En önemlisi, İsrail rejimine karşı uygulanacak her türlü boykot ve yaptırım, Filistin halkı tarihsel haklarına kavuşuncaya kadar sürdürülmelidir. BDS Türkiye olarak, uluslararası BDS hareketinin çizgisi doğrultusunda;

1) İsrail işgal ettiği tüm topraklardan çekilinceye kadar,

2) BM’nin 194 sayılı kararı uyarınca tüm Filistinli mültecilerin geri dönüş hakkı tanınıncaya kadar,

3) İsrail rejiminin Filistinli Araplara yönelik kurumsallaşmış ırk ayrımcılığı uygulamaları son buluncaya kadar İsrail’i her alanda boykot ve tecrit etme, yalnızlaştırma ve yaptırıma uğratma çağrılarımızı sürdüreceğiz.

İlişkilerin bu koşullar gerçekleştirilmeden normalleştirilmesi, bakanlık kararıyla durdurulan ticaretin yeniden başlatılması halinde, geride bıraktığımız yıllarda Mavi Marmara davasının düşürülmesine ve diplomatik ilişkilerin normalleştirilmesine itiraz ettiğimiz gibi, tüm kanallardan itirazımızı dillendireceğiz.

Aynı zamanda çeşitli sermaye gruplarının bu son kararı dolaylı yollardan ihlal etme ve başka ülkeler üzerinden İsrail’le ticareti sürdürme yönündeki olası girişimlerinin takipçisi olacağız.

İsrail’e gerçek bir tecridin, tam ve süresiz bir askeri, ticari ve diplomatik ambargoyla mümkün olduğunu bu vesileyle bir kez daha tekrar ediyoruz.

Son olarak kamuoyuna sesleniyoruz: Soykırımcı İsrail’i yalnızlaştırmak, bir dizi farklı sahada eylemi gerektirmektedir.

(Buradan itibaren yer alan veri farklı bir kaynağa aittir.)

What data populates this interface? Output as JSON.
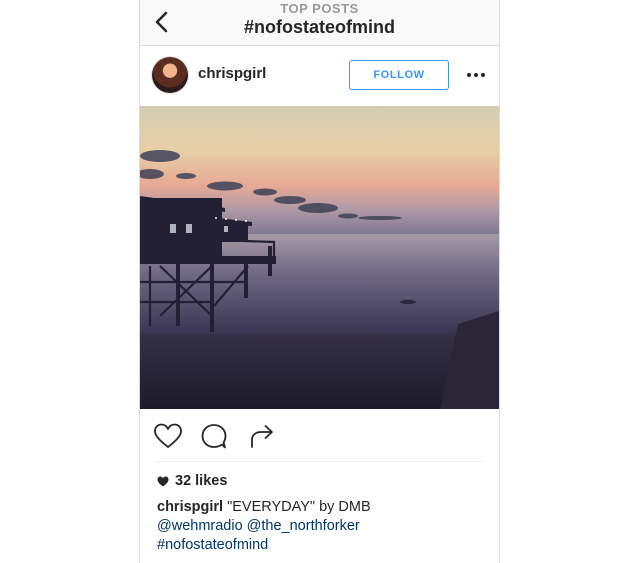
{
  "nav": {
    "subtitle": "TOP POSTS",
    "title": "#nofostateofmind"
  },
  "post": {
    "username": "chrispgirl",
    "follow_label": "FOLLOW",
    "likes_label": "32 likes",
    "caption": {
      "username": "chrispgirl",
      "text": "\"EVERYDAY\" by DMB",
      "mention_1": "@wehmradio",
      "mention_2": "@the_northforker",
      "hashtag": "#nofostateofmind"
    }
  },
  "icons": {
    "back": "chevron-left-icon",
    "more": "more-horizontal-icon",
    "like": "heart-outline-icon",
    "comment": "comment-bubble-icon",
    "share": "share-arrow-icon",
    "likes_heart": "heart-filled-icon"
  },
  "colors": {
    "accent": "#3897f0",
    "link": "#003569",
    "text": "#262626",
    "muted": "#999999"
  }
}
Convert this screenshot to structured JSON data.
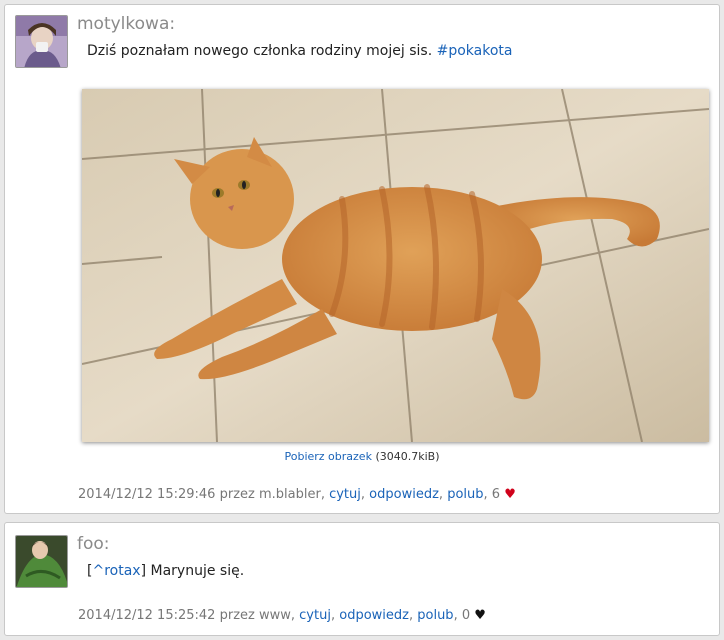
{
  "posts": [
    {
      "author": "motylkowa:",
      "text": "Dziś poznałam nowego członka rodziny mojej sis. ",
      "hashtag": "#pokakota",
      "download_label": "Pobierz obrazek",
      "download_size": "(3040.7kiB)",
      "datetime": "2014/12/12 15:29:46",
      "by_prefix": "przez",
      "by_user": "m.blabler,",
      "actions": {
        "quote": "cytuj",
        "reply": "odpowiedz",
        "like": "polub"
      },
      "likes": "6",
      "heart": "♥"
    },
    {
      "author": "foo:",
      "reply_open": "[",
      "reply_user": "^rotax",
      "reply_close": "]",
      "text": " Marynuje się.",
      "datetime": "2014/12/12 15:25:42",
      "by_prefix": "przez",
      "by_user": "www,",
      "actions": {
        "quote": "cytuj",
        "reply": "odpowiedz",
        "like": "polub"
      },
      "likes": "0",
      "heart": "♥"
    }
  ],
  "colors": {
    "link": "#1a63b8",
    "heart_liked": "#d0021b",
    "heart_unliked": "#111111",
    "author": "#8a8a8a"
  }
}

Bu kapsamda, işgal rejimine enerji sağlayan “ulusal” sermaye grubu Zorlu Holding gibi suç ortaklığı içindeki tüm marka ve işletmelerin boykot edilmesi, İsrail belediyeleriyle Türkiye’nin çeşitli belediyeleri arasındaki kardeş kent protokollerinin iptal edilmesi, İsrail üniversiteleriyle çeşitli Türkiye üniversiteleri arasındaki Erasmus anlaşmalarının feshedilmesi ve elbette işgalde dahli ve suç ortaklığı bulunan tüm uluslararası firma ve markaların boykot edilmesi, yakıcı öneminden hiçbir şey kaybetmemiştir.

Varlık mücadelesi veren Filistin halkı, bu anlamda bir topyekûn boykota çok ihtiyaç duymaktadır.